Migration, diet and health of the first permanent settlers of Belgium. Inter- and multidisciplinary perspectives. The aim of this GOA project is to generate regional-scale insights into the lifeways of the first modern humans to settle permanently in Belgium during the Final Palaeolithic and Mesolithic. It achieves this through multi- and inter-disciplinary analysis of contextualised data from archaeological, palaeontological and anthropological assemblages whilst developing state-of-the-art analytical techniques in the fields of proteomics and stable isotope analysis.
This project aims thus to generate regional-scale, multi- and inter-disciplinary insights into the mobility and lifeways of the first modern humans to settle permanently in southern Belgium. Despite the plethora of studies on the extinction of Neanderthals and the first colonisation by anatomically modern humans (AMHs) and on the transition to farming and migration of the first farmers from the Near East towards western Europe, the lifeways of modern humans as hunter-gatherers in between these two events, corresponding to the Final Palaeolithic (Late Glacial) and Mesolithic (Early Holocene) in this region is greatly ignored.

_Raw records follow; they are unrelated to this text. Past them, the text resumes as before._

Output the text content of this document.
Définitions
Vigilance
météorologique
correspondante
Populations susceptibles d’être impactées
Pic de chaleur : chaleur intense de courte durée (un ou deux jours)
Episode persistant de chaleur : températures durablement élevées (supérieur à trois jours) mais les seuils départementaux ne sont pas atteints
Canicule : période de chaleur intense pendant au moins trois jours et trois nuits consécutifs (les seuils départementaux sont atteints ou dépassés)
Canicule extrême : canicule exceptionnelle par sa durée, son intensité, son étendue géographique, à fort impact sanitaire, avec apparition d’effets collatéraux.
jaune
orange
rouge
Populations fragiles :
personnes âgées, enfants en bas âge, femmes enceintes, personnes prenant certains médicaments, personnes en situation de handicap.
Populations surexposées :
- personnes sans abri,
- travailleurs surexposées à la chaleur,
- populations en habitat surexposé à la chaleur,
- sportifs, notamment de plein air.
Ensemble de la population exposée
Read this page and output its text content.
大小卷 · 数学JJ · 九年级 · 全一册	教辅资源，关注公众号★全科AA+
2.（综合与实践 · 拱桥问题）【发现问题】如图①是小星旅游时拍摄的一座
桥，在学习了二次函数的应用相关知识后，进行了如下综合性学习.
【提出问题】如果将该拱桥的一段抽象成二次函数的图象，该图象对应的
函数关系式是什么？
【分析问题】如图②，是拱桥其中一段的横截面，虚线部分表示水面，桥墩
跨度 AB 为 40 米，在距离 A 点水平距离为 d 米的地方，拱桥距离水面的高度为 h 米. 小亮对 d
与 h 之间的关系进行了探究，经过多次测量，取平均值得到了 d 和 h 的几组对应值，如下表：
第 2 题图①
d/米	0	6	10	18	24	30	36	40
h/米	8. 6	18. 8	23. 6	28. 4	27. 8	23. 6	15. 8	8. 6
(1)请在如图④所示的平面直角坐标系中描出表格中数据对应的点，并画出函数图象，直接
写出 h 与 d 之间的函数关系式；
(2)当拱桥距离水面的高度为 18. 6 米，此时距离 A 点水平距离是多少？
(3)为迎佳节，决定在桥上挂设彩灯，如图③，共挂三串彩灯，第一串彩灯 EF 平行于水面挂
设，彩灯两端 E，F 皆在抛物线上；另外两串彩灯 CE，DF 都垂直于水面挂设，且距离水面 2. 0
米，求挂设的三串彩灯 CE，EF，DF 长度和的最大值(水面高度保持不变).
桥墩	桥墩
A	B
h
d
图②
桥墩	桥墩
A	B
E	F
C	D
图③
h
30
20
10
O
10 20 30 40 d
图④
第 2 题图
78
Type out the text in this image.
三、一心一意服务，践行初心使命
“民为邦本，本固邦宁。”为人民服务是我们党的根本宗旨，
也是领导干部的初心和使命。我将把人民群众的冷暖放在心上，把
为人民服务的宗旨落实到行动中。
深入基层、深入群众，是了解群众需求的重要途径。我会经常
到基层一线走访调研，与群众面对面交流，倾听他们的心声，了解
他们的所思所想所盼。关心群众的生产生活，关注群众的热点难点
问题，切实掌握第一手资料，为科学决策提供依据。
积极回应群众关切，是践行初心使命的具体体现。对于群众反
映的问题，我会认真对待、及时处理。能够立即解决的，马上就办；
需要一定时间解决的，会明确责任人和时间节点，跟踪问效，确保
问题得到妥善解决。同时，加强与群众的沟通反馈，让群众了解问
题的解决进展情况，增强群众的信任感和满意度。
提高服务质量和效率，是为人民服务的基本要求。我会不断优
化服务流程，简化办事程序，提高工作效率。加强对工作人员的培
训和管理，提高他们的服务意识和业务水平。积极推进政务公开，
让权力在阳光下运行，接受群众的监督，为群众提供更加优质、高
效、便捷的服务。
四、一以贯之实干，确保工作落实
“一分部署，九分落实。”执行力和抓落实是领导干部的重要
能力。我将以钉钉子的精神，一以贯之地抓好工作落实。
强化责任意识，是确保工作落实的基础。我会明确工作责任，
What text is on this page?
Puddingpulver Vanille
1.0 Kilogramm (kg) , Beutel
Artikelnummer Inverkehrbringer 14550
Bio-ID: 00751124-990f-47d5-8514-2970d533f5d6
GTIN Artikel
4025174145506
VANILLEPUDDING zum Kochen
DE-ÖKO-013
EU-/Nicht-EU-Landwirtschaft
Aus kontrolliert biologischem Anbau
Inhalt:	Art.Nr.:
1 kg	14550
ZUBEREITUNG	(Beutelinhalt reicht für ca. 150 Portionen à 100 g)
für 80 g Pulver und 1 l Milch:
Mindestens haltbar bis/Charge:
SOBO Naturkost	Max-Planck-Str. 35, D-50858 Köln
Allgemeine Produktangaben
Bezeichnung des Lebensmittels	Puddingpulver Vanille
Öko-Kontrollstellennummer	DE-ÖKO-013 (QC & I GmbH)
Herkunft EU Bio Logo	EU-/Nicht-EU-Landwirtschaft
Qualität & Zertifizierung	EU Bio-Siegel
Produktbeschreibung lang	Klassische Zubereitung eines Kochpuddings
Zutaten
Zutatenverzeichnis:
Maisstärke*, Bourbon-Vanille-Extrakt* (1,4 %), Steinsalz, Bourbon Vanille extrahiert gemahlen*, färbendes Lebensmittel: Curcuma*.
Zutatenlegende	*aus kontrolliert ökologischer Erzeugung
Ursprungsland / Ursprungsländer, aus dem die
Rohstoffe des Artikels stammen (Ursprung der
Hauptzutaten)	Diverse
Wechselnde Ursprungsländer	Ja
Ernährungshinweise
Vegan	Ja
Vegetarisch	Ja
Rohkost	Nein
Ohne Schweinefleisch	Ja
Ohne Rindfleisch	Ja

Nevertheless, it represents a crucial phase for better understanding the permanent re-colonisation of northern Europe after the last ice age. This project adopts a cross-disciplinary approach that will combine data from bioarchaeology (anthropology), archaeology, zooarchaeology, stable isotope analyses, proteomics, radiocarbon dating, and ancient DNA. Our innovative multidisciplinary research approach will revolutionise our understanding of these communities, provide a much-needed framework against which to map the preceding and succeeding time periods, and set the peopling of Belgium into a European context.